Rametta ai domiciliari con braccialetto elettronico
Nella mattinata di oggi, prima che venisse ufficializzata la morte di Corrieri, si era svolta nel carcere di Marassi l’udienza di convalida dell’arresto di Vincenzo Rametta davanti alla gip Maria Antonia Di Lazzaro.
Durante l’interrogatorio il 28enne, difeso dall’avvocato Stefano Ganci, avrebbe espresso il proprio dispiacere per quanto accaduto e la preoccupazione per le condizioni del giovane investito.
In serata la giudice ha disposto per lui gli arresti domiciliari con braccialetto elettronico.
Rametta, incensurato, trascorrerà comunque la notte nel carcere di Marassi in attesa della disponibilità del dispositivo elettronico necessario per l’esecuzione della misura.
L’accusa potrebbe cambiare dopo la morte del 29enne
Al momento dell’udienza il procedimento era ancora formalmente incentrato sull’ipotesi di tentato omicidio, poiché Edoardo Corrieri era ancora in vita.
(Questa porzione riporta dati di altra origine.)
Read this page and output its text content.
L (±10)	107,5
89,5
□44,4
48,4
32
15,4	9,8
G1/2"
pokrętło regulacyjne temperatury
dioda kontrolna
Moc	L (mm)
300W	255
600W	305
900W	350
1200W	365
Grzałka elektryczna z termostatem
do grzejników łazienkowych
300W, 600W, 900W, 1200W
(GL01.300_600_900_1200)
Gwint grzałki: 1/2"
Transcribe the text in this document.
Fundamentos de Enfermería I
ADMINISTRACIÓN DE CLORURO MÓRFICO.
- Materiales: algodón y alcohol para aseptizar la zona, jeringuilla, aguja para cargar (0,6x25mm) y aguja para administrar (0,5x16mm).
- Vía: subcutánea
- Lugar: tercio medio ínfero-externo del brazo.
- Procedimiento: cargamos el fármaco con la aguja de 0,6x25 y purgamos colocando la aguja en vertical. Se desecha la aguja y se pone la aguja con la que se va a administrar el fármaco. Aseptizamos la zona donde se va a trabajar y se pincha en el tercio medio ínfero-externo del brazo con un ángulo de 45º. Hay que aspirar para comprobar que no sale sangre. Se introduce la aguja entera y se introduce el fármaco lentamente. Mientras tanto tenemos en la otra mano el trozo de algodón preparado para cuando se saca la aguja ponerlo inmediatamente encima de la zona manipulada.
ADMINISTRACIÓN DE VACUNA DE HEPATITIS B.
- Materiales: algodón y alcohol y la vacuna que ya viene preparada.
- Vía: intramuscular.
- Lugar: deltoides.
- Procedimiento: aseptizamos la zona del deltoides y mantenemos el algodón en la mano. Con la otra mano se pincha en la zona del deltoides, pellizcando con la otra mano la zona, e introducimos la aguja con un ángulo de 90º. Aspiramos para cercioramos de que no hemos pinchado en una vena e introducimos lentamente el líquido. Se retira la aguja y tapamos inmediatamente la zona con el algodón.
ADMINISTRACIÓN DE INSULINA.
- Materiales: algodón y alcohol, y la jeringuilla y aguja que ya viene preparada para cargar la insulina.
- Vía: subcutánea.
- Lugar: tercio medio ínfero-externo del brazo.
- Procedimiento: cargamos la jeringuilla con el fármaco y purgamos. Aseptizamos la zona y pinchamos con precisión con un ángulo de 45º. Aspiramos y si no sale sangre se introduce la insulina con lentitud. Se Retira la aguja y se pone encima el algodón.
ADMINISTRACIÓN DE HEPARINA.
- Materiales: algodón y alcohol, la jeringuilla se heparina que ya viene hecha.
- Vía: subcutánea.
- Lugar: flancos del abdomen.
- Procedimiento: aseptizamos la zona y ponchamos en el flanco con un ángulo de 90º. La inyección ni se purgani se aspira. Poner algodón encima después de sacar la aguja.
Con il decesso del giovane, la Procura di Genova dovrà ora valutare una nuova contestazione.
Gli inquirenti stanno analizzando tutti gli elementi raccolti per decidere se procedere con l’ipotesi di omicidio preterintenzionale oppure con quella più grave di omicidio volontario.
Una decisione che potrebbe incidere in modo significativo sul prosieguo dell’inchiesta e sulle eventuali responsabilità penali contestate all’indagato.
Il cordoglio della città e della sindaca Silvia Salis
La notizia della morte di Edoardo Corrieri ha suscitato profonda commozione a Genova.
Attraverso una nota ufficiale, l’amministrazione comunale e la sindaca Silvia Salis hanno espresso vicinanza alla famiglia del giovane.
“L’amministrazione comunale di Genova esprime il più profondo e sentito cordoglio per la tragica e prematura scomparsa di Edoardo Corrieri”, si legge nel messaggio diffuso da Palazzo Tursi.
“La perdita di una giovane vita in circostanze così drammatiche rappresenta una ferita profonda per tutta la nostra città”, ha dichiarato la sindaca. “Siamo profondamente scossi da questa tragedia. A nome dell’intera comunità genovese desidero far arrivare ai familiari il nostro abbraccio più sincero”.
Attesa per le prossime mosse della Procura
Nelle prossime ore gli investigatori continueranno a ricostruire con precisione quanto accaduto lungo corso Italia.
La Procura dovrà decidere quale contestazione formulare nei confronti di Rametta e valutare tutti gli elementi raccolti dalle forze dell’ordine, comprese eventuali testimonianze e immagini di videosorveglianza.
Intanto Genova si stringe attorno alla famiglia di Edoardo Corrieri, una giovane vita spezzata che lascia dietro di sé dolore, interrogativi e una vicenda giudiziaria destinata ad avere importanti sviluppi nei prossimi giorni.